経済的不安が軽減されれば、仕事の選択肢が広がったり、子どもとの時間を大切にした生活を送りやすくなったりします。精神的な安定が得られることも、大きな利点の一つです。

また、毎月の支払状況を確認したり、未払いがあった場合に催促したりする手間が不要になります。養育費を一括で受け取ることで、こうしたストレスからも解放されるでしょう。

養育費一括払いのデメリット

一括払いにはメリットがある一方、シングルマザーにとっては、以下のようなデメリットも忘れてはなりません。

元配偶者に十分な経済力がないと実現できない

一括で払ってもらうには、元配偶者に十分な経済力があることが前提となります。

もし経済的な余裕がなければ、そもそも一括払いの交渉が成立しません。そのため、元配偶者の経済力を見極めることが重要です。

将来のインフレや物価上昇リスクがある

一括払いでは、将来の物価上昇や、子どものニーズの変化に対応しきれない場合があります。

養育費を毎月支払ってもらう原則的な方法であれば、必要な額について元配偶者と話し合える余地もありますが、一括払いではこれが難しくなる可能性があります。

これらのリスクを十分に理解した上で、シングルマザー自身と子どもにとって最善の選択を検討することが重要です。

贈与税が賦課されるリスクがある

養育費は原則として月払いとなるため、本来は未だ具体的に発生しておらず将来受け取るべき養育費をあらかじめ一括で受け取る場合には、贈与税の課税対象となる可能性があります。

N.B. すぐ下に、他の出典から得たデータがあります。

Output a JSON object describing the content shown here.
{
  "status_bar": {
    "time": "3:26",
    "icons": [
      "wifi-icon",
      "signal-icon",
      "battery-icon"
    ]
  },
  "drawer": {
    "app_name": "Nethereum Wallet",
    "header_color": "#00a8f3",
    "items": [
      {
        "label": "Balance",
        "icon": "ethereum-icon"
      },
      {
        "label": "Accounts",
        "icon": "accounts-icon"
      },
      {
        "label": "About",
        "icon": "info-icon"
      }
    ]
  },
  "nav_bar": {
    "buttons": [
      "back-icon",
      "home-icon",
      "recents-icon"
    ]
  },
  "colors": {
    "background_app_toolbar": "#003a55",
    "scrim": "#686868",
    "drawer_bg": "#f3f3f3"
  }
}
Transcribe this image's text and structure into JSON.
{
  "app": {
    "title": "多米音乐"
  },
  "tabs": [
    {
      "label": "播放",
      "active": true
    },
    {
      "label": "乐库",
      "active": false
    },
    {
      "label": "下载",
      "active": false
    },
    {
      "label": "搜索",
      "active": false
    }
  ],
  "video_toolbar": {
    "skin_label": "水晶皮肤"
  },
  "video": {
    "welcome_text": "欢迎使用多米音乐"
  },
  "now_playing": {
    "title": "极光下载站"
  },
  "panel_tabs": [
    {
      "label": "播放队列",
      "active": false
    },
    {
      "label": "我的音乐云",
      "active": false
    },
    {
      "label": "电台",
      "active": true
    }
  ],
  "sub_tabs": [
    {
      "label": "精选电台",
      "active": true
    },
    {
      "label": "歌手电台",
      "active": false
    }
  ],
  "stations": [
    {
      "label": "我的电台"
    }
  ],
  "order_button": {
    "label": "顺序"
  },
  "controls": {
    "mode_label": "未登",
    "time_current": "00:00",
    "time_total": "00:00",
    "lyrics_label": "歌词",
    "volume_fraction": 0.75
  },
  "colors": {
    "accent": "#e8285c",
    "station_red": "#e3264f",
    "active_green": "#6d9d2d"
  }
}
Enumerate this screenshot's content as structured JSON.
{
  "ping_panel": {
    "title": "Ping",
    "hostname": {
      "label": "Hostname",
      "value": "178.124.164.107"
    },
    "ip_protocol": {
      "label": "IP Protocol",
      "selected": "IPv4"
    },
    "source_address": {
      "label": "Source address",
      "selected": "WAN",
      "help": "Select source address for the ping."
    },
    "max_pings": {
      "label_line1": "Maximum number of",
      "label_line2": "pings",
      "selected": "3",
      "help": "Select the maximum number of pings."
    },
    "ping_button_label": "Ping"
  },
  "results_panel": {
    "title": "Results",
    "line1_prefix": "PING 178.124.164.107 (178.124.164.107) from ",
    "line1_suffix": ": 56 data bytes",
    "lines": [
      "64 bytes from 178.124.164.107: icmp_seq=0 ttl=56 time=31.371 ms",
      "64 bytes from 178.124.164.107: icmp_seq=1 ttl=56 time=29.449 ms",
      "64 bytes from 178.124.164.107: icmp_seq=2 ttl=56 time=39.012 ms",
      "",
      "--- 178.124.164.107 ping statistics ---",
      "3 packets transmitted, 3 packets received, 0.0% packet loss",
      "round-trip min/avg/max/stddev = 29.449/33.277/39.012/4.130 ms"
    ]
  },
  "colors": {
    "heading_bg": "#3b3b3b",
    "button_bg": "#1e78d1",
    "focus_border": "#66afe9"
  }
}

また、養育費の一括払いを受け取る場合、その受け取る養育費には、数年後、十数年後の将来の養育費も含まれています。

そうすると、本来、将来の支払時期に受け取るはずの養育費を先行して受け取った上で金融商品を購入して投資するなどして、本来の養育費の支払期限まで、一括払いを受けた養育費を運用することが可能となります。

そこで、養育費の合計額から将来の利息分(中間利息)を控除して、現在の価値に引き直すことが必要となります。具体的には、民法上の法定利率である年3%を基礎として、中間利息(ライプニッツ係数)を養育費の総額から控除することになります。

養育費を一括で支払ってもらうことはできる?

養育費を一括で支払ってもらうことも状況によっては可能ですが、元配偶者の経済力に余裕があることや双方の合意が不可欠です。

一括払いの可能性があるケースには、以下のようなものがあります。

元配偶者に十分な資産がある場合

元配偶者がまとまった貯蓄をしている、または不動産や株式などの換金可能な資産を所有している場合には、一括払いの可能性が高まります。

特に、元配偶者が相続財産を手にしている場合は、これを養育費の一括払いに充ててもらえるかもしれません。

元配偶者の収入が高く、安定している場合

元配偶者が高収入であり、将来的にも経済的な安定が見込まれる場合、一括払いの提案が受け入れられやすくなります。

例えば、公務員や正社員など、収入が安定した職業についている場合には、養育費の一括払いに応じてもらえる可能性が高まるといえるでしょう。

元配偶者が継続的な支払いを避けたいと考えている場合

養育費の継続的な支払いを煩わしいと感じる元配偶者が、一括払いに応じてくれる場合があります。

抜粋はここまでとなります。